🤖 AI Summary
This work addresses the challenge of leveraging natural language feedback to enhance embodied agents’ error diagnosis and behavioral correction capabilities in robotic manipulation tasks. To this end, we propose LAGEA—a novel framework that (1) aligns temporally grounded visual states with structured linguistic reflections generated by vision-language models (VLMs) in a shared representation space, enabling precise mapping of language feedback to temporally localized reward signals; and (2) introduces adaptive weighting coefficients to dynamically modulate feedback influence, allowing agents to autonomously refine policies through trial-and-error. Integrating VLMs, reinforcement learning, temporal grounding, and reward shaping, LAGEA establishes a closed-loop, language-driven learning mechanism. Evaluated on the Meta-World MT10 benchmark, LAGEA achieves new state-of-the-art success rates—improving over prior methods by 9.0% (random goals) and 5.3% (fixed goals)—while demonstrating faster policy convergence.
📝 Abstract
Robotic manipulation benefits from foundation models that describe goals, but today's agents still lack a principled way to learn from their own mistakes. We ask whether natural language can serve as feedback, an error reasoning signal that helps embodied agents diagnose what went wrong and correct course. We introduce LAGEA (Language Guided Embodied Agents), a framework that turns episodic, schema-constrained reflections from a vision language model (VLM) into temporally grounded guidance for reinforcement learning.

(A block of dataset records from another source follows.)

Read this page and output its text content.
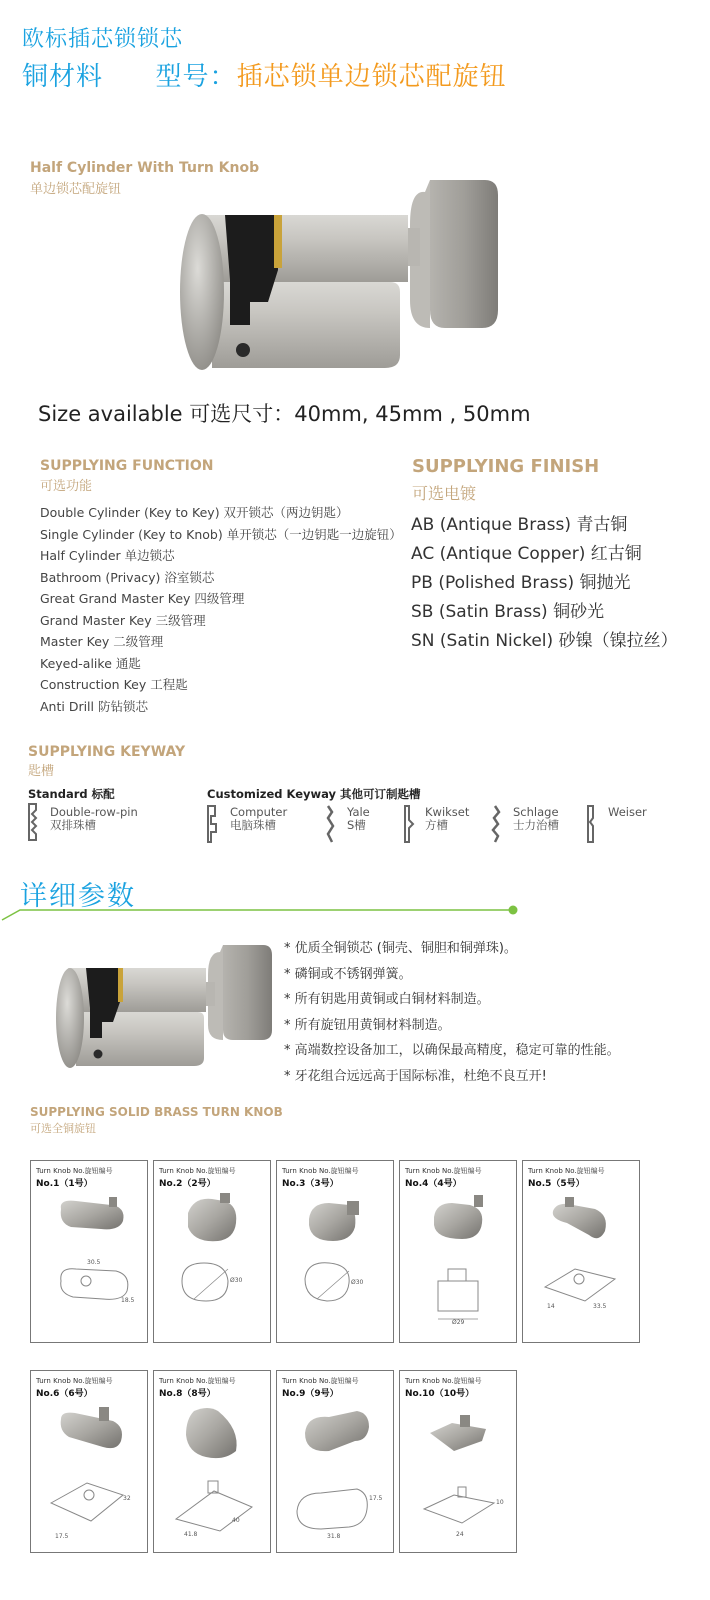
欧标插芯锁锁芯
铜材料 型号：插芯锁单边锁芯配旋钮
Half Cylinder With Turn Knob
单边锁芯配旋钮
Size available 可选尺寸：40mm, 45mm , 50mm
SUPPLYING FUNCTION
可选功能
Double Cylinder (Key to Key) 双开锁芯（两边钥匙）
Single Cylinder (Key to Knob) 单开锁芯（一边钥匙一边旋钮）
Half Cylinder 单边锁芯
Bathroom (Privacy) 浴室锁芯
Great Grand Master Key 四级管理
Grand Master Key 三级管理
Master Key 二级管理
Keyed-alike 通匙
Construction Key 工程匙
Anti Drill 防钻锁芯
SUPPLYING FINISH
可选电镀
AB (Antique Brass) 青古铜
AC (Antique Copper) 红古铜
PB (Polished Brass) 铜抛光
SB (Satin Brass) 铜砂光
SN (Satin Nickel) 砂镍（镍拉丝）
SUPPLYING KEYWAY
匙槽
Standard 标配	Customized Keyway 其他可订制匙槽
Double-row-pin
双排珠槽
Computer
电脑珠槽
Yale
S槽
Kwikset
方槽
Schlage
士力治槽
Weiser
详细参数
* 优质全铜锁芯 (铜壳、铜胆和铜弹珠)。
* 磷铜或不锈钢弹簧。
* 所有钥匙用黄铜或白铜材料制造。
* 所有旋钮用黄铜材料制造。
* 高端数控设备加工，以确保最高精度，稳定可靠的性能。
* 牙花组合远远高于国际标准，杜绝不良互开!
SUPPLYING SOLID BRASS TURN KNOB
可选全铜旋钮
Turn Knob No.旋钮编号
No.1（1号）
30.5
18.5
Turn Knob No.旋钮编号
No.2（2号）
Ø30
Turn Knob No.旋钮编号
No.3（3号）
Ø30
Turn Knob No.旋钮编号
No.4（4号）
Ø29
Turn Knob No.旋钮编号
No.5（5号）
14	33.5
Turn Knob No.旋钮编号
No.6（6号）
17.5
32
Turn Knob No.旋钮编号
No.8（8号）
41.8
40
Turn Knob No.旋钮编号
No.9（9号）
31.8
17.5
Turn Knob No.旋钮编号
No.10（10号）
24
10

LAGEA summarizes each attempt in concise language, localizes the decisive moments in the trajectory, aligns feedback with visual state in a shared representation, and converts goal progress and feedback agreement into bounded, step-wise shaping rewardswhose influence is modulated by an adaptive, failure-aware coefficient. This design yields dense signals early when exploration needs direction and gracefully recedes as competence grows. On the Meta-World MT10 embodied manipulation benchmark, LAGEA improves average success over the state-of-the-art (SOTA) methods by 9.0% on random goals and 5.3% on fixed goals, while converging faster. These results support our hypothesis: language, when structured and grounded in time, is an effective mechanism for teaching robots to self-reflect on mistakes and make better choices. Code will be released soon.